Sonnet 1 - Form and Structure

Form and Structure

Sonnet 1 has the traditional characteristics of a Shakespearean sonnet—three quatrains and a couplet written in iambic pentameter with an ABAB CDCD EFEF GG rhyme scheme. Many of Shakespeare's sonnets are based on the two-part structure of the Italian Petrarchan Sonnet. In this type of sonnet "the last eight lines are logically or metaphorically set against the last six an octave-generalization will be followed by a particular sestet-application, an octave question will be followed by a sestet answer or at least a quatrain answer before the summarizing couplet". Shakespeare does employ this type of sonnet but also mixes it with a bit of his own inventiveness. It is through the "character of the speaker, the only voice that Shakespeare allows us to hear" the inventiveness of his story.

In lines one through four of this sonnet, Shakespeare writes about increasing and references memory. Here, Shakespeare chooses to rhyme "increase" and "decease", "die" and "memory" and then proceeds to use "eyes" and "lies", "fuel" and "cruel" as rhymes in the second quatrain (lines five through eight). In lines five through twelve, Shakespeare shifts to famine and waste. At the beginning of the second quatrain, Carl Atkins explains the inventiveness of Shakespeare, when the sonnet shifts from its rhythm and iambic pentameter to a more personal level: "We note Shakespeare's consummate ability to mimic colloquial speech so that the sonnet sounds personal and conversational, rather than sententious. Rhythm has an important role here. Thus, we have the triple emphasis produced by the final spondee of line 5, so effective after the regular iambic pentameter of all that precedes it. This is then followed by the flowing trochee-iamb that begins the next line, a combination that will be repeated frequently".

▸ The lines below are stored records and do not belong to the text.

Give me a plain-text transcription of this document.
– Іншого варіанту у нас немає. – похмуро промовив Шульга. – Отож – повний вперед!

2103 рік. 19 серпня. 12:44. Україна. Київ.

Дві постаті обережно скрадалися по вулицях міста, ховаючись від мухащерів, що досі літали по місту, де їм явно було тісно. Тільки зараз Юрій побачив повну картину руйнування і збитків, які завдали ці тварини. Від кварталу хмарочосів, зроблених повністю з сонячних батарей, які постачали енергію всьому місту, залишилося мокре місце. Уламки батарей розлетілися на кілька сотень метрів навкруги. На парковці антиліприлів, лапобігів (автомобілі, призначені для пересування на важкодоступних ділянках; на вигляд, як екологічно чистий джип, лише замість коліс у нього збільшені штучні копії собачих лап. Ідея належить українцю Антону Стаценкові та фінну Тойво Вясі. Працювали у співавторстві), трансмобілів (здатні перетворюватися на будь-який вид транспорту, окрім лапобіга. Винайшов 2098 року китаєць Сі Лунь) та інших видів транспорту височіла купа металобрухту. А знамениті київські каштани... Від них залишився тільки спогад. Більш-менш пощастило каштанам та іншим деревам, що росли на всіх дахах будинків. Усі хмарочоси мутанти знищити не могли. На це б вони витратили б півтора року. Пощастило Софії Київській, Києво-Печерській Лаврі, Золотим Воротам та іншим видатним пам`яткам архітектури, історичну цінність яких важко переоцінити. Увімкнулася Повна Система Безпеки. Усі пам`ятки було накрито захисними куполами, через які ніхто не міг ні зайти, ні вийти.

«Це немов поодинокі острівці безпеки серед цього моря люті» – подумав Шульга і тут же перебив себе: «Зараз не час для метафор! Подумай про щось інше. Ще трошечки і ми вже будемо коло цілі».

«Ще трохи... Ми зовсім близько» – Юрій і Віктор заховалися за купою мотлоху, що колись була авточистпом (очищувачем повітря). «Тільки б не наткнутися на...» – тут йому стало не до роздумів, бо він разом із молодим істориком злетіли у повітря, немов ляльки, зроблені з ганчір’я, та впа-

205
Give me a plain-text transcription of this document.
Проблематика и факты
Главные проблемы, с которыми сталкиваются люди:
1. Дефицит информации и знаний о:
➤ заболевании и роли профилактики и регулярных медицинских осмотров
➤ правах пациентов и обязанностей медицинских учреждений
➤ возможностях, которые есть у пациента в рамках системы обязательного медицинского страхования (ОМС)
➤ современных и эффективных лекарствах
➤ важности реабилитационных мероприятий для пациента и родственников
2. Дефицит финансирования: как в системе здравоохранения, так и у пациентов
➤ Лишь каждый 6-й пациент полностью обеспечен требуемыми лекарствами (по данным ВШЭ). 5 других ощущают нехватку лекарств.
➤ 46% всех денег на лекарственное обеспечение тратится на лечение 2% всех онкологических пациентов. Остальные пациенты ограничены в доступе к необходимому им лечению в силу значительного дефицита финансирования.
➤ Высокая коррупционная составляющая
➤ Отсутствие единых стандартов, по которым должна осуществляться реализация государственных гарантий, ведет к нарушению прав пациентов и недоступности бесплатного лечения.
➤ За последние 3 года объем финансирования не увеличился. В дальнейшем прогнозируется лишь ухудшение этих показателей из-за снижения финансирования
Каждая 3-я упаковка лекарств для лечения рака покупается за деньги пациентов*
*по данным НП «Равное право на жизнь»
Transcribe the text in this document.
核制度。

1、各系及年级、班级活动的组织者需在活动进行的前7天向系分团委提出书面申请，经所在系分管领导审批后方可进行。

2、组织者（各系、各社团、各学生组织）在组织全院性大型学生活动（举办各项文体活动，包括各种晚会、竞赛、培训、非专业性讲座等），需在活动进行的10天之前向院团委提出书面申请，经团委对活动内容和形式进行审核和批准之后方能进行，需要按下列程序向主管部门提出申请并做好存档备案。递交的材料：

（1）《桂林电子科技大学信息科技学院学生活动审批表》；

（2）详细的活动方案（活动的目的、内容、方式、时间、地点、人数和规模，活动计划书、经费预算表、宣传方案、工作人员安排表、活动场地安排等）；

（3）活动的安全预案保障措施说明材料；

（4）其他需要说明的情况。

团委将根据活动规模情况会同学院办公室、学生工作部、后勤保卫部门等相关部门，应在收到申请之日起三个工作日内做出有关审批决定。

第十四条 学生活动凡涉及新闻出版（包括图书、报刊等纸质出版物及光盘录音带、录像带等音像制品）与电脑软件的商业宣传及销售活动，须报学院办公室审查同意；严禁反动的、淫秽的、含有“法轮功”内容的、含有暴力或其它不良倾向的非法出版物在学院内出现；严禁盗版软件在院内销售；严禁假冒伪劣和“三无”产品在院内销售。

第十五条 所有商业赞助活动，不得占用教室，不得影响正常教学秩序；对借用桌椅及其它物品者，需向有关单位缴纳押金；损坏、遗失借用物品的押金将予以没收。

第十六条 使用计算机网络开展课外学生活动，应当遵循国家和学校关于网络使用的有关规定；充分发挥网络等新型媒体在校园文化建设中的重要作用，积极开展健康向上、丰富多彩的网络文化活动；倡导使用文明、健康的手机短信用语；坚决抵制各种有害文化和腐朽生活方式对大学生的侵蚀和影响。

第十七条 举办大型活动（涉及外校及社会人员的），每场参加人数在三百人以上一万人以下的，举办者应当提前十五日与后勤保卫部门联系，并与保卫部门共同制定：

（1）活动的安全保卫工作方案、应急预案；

In the third quatrain, the key rhyming words given by the speaker are: "ornament" and "content", and "spring" and "niggarding"; additional visuals are presented in this quatrain, such as "fresh", "herald", "bud", "burial", and the oxymoron "tender churl". Other words and themes the speaker uses are explained by Helen Vendler: "The concepts – because Shakespeare's mind works by contrastive taxonomy – tend to be summoned in pairs: increase and decrease, ripening and dying; beauty and immortality versus memory and inheritance; expansion and contraction; inner spirit (eyes) and outward show (bud); self-consumption and dispersal, famine and abundance". Shakespeare uses these words to make "an aesthetic investment in profusion". The meaning found in these lines and words shows how the young man's refusal to procreate is a refusal of his flesh, a wasting of it.

Lastly, Shakespeare finishes the sonnet in the rhyme scheme one would expect from similar sonnets: the couplet has two consecutively rhyming lines in iambic pentameter. Each line contains ten syllables, and the second line is composed only of one-syllable words. These ten syllables add up to one tenth of the number of syllables in the entire poem. Some scholars attribute the monosyllable closing line of the poem as a tribute to 16th century poet, George Gascoigne. Gascoigne is quoted as saying, "The more monosyllables that you use, the truer Englishman you shall seemed, and the less you shall smell of the Inkhorn".

It is in this final quatrain and the concluding couplet we see one final change. The couplet of the poem describes the seemingly selfish nature of the beloved (Shakespeare chooses to rhyme "be" and "thee" here). By making the choice to not procreate, Shakespeare describes how the beloved is denying what the world deserves (his bloodline). Instead of ending the sonnet on a positive note or feeling while alternating between dark and bright tones, the tone of the couplet is negative since the sonnet is overshadowed by the themes of blame, self-interest, and famine in both quatrains two and three.